Q1. What is the biggest challenge in AI adoption for businesses?

The main barrier isn’t the technology itself but AI literacy and trust. Organizations need to help employees understand how AI works so they can use it responsibly and confidently.

Q2. How is AI changing jobs in Canada?

AI isn’t eliminating roles; it’s reshaping them. Routine tasks are being automated, while demand grows for analytical, creative, and adaptive skills — creating more “diamond-shaped” organizational structures.
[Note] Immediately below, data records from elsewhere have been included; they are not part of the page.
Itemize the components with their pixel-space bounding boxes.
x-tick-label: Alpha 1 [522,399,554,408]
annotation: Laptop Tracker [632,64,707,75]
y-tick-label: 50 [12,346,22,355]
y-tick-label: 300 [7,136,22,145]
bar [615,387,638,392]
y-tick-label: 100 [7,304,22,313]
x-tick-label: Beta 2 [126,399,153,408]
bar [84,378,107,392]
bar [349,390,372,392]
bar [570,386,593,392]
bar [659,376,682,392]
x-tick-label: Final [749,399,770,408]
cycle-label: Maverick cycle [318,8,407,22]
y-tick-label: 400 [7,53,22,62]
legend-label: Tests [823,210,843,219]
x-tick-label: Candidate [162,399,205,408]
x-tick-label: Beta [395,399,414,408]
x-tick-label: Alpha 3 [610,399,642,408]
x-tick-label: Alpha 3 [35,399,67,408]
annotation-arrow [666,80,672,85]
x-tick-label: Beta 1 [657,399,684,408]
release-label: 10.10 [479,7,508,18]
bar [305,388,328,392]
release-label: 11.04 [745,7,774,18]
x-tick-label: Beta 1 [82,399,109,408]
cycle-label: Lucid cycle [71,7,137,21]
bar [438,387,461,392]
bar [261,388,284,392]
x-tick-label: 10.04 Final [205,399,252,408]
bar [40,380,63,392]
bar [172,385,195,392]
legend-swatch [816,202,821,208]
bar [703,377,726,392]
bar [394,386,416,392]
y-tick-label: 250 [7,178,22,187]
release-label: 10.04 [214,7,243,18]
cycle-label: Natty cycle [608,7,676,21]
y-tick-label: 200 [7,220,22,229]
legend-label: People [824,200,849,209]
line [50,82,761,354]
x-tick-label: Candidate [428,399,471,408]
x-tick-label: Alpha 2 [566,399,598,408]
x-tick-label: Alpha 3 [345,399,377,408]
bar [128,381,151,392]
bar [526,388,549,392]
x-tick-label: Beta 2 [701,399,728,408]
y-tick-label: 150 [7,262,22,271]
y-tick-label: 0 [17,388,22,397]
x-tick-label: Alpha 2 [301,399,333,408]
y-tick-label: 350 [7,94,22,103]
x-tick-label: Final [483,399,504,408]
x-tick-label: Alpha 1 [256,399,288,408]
Q3. What does ethical AI mean for organizations?

Ethical AI goes beyond compliance. It involves setting guardrails around data use, bias prevention, and transparency. Companies that adopt responsibly gain a competitive advantage built on trust.

Q4. How can leaders de-risk AI implementation?

Leaders can de-risk adoption by asking informed questions about AI tools, ensuring proper governance, and maintaining human accountability. Avoiding AI isn’t the answer — literacy and curiosity drive confident adoption.

Q5. What industries will benefit most from AI?

While tech and professional services lead the way, sectors like manufacturing, logistics, and energy are also gaining productivity and efficiency from AI integration.

Q6. How can organizations prepare their workforce for AI?

Start with AI literacy. Offer opportunities for employees to learn, explore, and collaborate with AI tools. Encourage peer-to-peer learning and reverse mentoring to close the knowledge gap.